Digital advertising screens have been in use for some time now.  You may see them at a bus stop, on the side of a building, or at a subway station like this one in Stockholm.  But IBM and Japanese electronics company NEC are about to kick it up another notch.  An article in The Telegraph a few years back highlighted the companies plans.


Researchers at IBM began working on digital, tailor-made adverts several years ago.  Their goal was to develop technology that will show consumers ads that reflect their personal interests.  IBM claims that the customized ads will seek to limit consumers from being bombarded with advertisements that have no relevance to them.  Instead, they will only be shown advertisements that may resonate with them personally.  At least that’s the goal.

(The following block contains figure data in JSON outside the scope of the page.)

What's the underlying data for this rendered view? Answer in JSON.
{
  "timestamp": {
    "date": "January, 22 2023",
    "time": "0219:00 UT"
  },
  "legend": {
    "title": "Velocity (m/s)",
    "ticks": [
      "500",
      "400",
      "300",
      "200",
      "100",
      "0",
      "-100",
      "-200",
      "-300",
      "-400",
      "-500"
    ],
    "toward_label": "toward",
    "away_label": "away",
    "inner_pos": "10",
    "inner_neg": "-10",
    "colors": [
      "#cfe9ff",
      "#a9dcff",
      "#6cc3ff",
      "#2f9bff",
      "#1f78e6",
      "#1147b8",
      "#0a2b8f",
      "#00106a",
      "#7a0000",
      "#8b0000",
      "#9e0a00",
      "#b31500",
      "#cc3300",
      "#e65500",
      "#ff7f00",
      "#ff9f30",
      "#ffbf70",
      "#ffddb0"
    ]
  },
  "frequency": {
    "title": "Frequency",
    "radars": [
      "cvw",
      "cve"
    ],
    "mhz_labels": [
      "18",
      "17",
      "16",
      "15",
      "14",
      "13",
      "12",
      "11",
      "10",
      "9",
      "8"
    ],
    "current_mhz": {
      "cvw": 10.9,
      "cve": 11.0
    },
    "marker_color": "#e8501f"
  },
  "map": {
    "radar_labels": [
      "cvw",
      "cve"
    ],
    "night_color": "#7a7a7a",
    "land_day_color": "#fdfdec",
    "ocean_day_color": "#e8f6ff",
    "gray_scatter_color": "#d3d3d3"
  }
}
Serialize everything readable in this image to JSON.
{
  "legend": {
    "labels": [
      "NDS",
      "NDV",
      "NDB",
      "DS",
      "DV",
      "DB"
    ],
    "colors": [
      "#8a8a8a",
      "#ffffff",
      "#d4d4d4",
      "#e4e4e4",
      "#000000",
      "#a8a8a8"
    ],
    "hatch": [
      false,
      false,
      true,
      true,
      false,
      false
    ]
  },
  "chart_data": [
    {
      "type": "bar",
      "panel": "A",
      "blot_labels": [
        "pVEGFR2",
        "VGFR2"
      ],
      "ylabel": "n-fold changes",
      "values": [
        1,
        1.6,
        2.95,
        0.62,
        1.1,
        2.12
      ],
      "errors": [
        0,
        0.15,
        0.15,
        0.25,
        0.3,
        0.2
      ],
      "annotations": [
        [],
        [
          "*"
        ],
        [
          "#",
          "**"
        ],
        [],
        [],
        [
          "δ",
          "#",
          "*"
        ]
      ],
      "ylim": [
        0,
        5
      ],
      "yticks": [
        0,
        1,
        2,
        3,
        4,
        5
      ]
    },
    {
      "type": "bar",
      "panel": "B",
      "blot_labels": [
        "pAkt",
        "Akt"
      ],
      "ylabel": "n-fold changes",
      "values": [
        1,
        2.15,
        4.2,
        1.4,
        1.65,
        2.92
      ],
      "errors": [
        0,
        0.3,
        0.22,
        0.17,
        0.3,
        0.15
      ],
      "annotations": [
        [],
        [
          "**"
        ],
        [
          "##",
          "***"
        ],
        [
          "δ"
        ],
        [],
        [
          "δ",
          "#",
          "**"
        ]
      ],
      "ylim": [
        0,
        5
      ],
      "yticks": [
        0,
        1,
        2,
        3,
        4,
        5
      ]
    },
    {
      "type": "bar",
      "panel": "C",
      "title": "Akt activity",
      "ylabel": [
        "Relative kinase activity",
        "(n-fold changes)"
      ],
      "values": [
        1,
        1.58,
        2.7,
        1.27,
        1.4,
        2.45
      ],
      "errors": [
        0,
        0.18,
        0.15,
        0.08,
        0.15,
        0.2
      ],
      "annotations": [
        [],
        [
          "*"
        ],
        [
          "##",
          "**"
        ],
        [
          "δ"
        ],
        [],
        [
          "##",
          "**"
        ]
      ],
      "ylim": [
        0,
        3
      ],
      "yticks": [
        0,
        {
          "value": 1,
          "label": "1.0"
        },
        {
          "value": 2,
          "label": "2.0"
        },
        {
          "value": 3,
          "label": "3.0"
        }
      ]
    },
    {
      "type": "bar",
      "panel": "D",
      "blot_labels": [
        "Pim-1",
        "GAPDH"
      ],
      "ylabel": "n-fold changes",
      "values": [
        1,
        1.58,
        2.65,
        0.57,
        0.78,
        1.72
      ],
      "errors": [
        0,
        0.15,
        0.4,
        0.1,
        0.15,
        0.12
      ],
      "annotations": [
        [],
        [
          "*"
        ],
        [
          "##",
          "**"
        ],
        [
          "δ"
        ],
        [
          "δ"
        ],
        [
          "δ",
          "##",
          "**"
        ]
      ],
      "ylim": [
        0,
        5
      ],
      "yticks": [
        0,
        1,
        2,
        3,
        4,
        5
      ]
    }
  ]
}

IBM’s system will work by using wireless technology tags called RFID chips to identify consumers as they walk by.  These chips are increasingly being built into credit cards and cell phones.

The digital ad boards will be able to identify people based on the information encoded in the RFID chips, and advertise towards them according to their personal preferences.

The ad boards are being developed as part of IBM’s Smarter Planet Program that “aims to use technology to make people’s lives easier and more efficient”.

Japanese company NEC already has a similar (but not so sophisticated) technology in place.  NEC’s billboards are able to identify a shopper’s age and gender as they walk past, offering them products that best suit their demographic.  The signs use basic facial recognition software and cameras to pick up on this information.

I happen to think that the ad boards being developed would be really cool.  I don’t think I would like it if they talked to me like the ads in Minority Report, but if they flashed an image up to suit my taste I would have no problem there.

Most advertisers welcome the new technology and think it will limit the amount of poorly targeted advertising.

My only worry, especially with IBM’s product, is that we as consumers will be tracked everywhere we go.  There will undoubtedly be privacy issues to handle and who’s to say that IBM won’t sell our every move to the government?